Richard Pancer, Department of Computer Science, University of Toronto:

The Parallel Solution of ABD Systems Arising in Numerical Methods for BVPs for ODEs

Many numerical algorithms for the solution of Boundary Value Problems (BVPs) for Ordinary Differential Equations (ODEs) contain significant components that can be parallelized easily, and this parallelization can result in substantial speedups on machines with a modest number of processors. An important step in most of these algorithms, and often the most computationally-intensive step, is the numerical solution of an Almost Block Diagonal (ABD) system of linear algebraic equations. The parallelization of this step is not so straightforward as the obvious approach leads to a potentially unstable algorithm. The proper treatment of the ABD system has proven to be a challenge in the design of parallel BVP codes.

In this talk we present three algorithms for the parallel solution of ABD systems. Two of the algorithms, SLF-QR and SLF-LU, were discovered independently by us and by S.J. Wright in the 1990s. These algorithms use standard QR and LU factorizations, respectively, to control stability. In earlier papers, Wright proved SLF-QR is stable and showed SLF-LU is stable under certain assumptions.

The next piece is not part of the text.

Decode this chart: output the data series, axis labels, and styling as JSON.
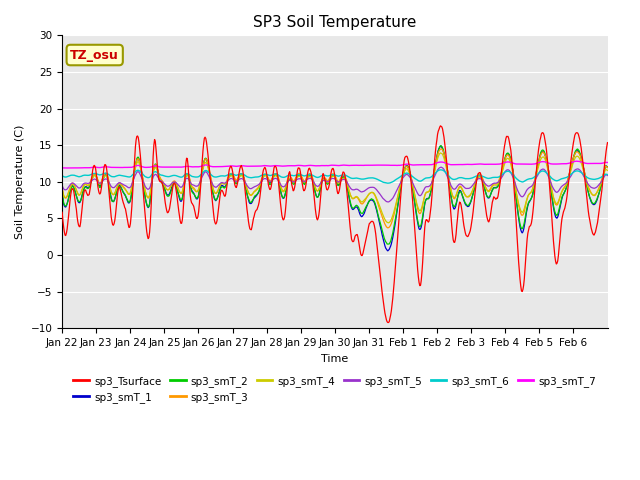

The third algorithm, RSCALE, is based on a notably different numerical technique which reduces fill-in and local operation counts. RSCALE is more than twice as fast as SLF-QR and marginally faster than SLF-LU. Moreover, we show that a variant of SLF-LU is potentially unstable on a surprising number of randomly-generated, well-posed problems. Since these problems pose no difficulty for either of the other two algorithms, we believe that SLF-QR, not SLF-LU, may be RSCALE's nearest competitor in terms of both speed and reliability.